Expanding on previous work, microbial ecologist William Orsi of the University of Maryland and his colleagues extracted messenger RNA from deep subsurface samples of microbe communities from the continental shelf off the coast of Peru. DNA can survive for thousands of years under the right conditions, but messenger RNA has a short half-life. If you can access mRNA, you can learn what genes a microbial community are currently "turning on."
In the case of the sub-sea microbes, the researchers found an over expression of a DNA repair gene, as well as the expression of an "SOS" gene that is associated with bacteria that are exposed to antibiotics.
The finding implies that though these microbes are surviving down there, they are not exactly thriving.
"Stress responses occur when you are in the deep biosphere," Orsi said. "These bugs are just hanging on till the bitter end, hoping to get some food."
The mRNA analysis also revealed that the microbes are involved in the cycling of all the major elements important for life.

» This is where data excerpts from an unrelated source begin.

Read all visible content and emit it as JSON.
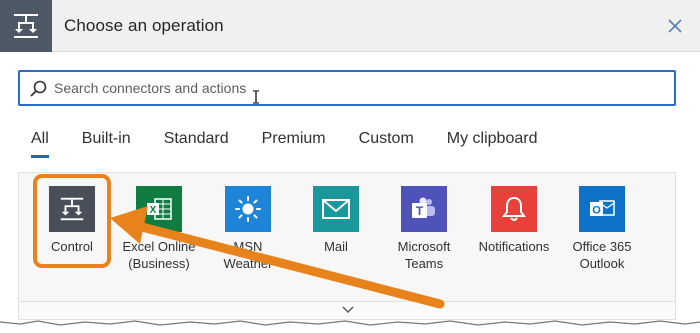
{
  "dialog": {
    "title": "Choose an operation",
    "header_icon": "control-icon",
    "close_icon": "close-icon"
  },
  "search": {
    "placeholder": "Search connectors and actions",
    "value": ""
  },
  "tabs": [
    {
      "label": "All",
      "active": true
    },
    {
      "label": "Built-in",
      "active": false
    },
    {
      "label": "Standard",
      "active": false
    },
    {
      "label": "Premium",
      "active": false
    },
    {
      "label": "Custom",
      "active": false
    },
    {
      "label": "My clipboard",
      "active": false
    }
  ],
  "connectors": [
    {
      "line1": "Control",
      "line2": "",
      "icon": "control-icon",
      "color": "#484f58"
    },
    {
      "line1": "Excel Online",
      "line2": "(Business)",
      "icon": "excel-icon",
      "color": "#107c41"
    },
    {
      "line1": "MSN",
      "line2": "Weather",
      "icon": "sun-icon",
      "color": "#1d84d8"
    },
    {
      "line1": "Mail",
      "line2": "",
      "icon": "mail-icon",
      "color": "#19979b"
    },
    {
      "line1": "Microsoft",
      "line2": "Teams",
      "icon": "teams-icon",
      "color": "#4f53b9"
    },
    {
      "line1": "Notifications",
      "line2": "",
      "icon": "bell-icon",
      "color": "#e8403a"
    },
    {
      "line1": "Office 365",
      "line2": "Outlook",
      "icon": "outlook-icon",
      "color": "#0d72c8"
    }
  ],
  "colors": {
    "accent": "#0f6cbd",
    "highlight": "#e8831c",
    "header_bg": "#f0f0f0"
  }
}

The research, presented Friday at the Goldschmidt conference in Sacramento, has lots of implications. For example, it could help scientists better understand how life on other planets might function. For example, if there is life on Mars, it is very likely that it lives beneath the surface because conditions on the surface are so extreme.
It can also inform the study of the carbon cycle here on Earth.
"The prevailing view is that the carbon in organic matter that sinks to the bottom of the ocean gets sequestered in sediments and does not return to the ocean," said Orsi. "That needs to be reevaluated now that we know microbes are eating that carbon and respiring it in the form CO2."
Orsi said he and his colleagues are trying to quantify the impact these subsurface microbes are having on the cycling of elements, and continuing to learn anything they can about this mysterious, massive community.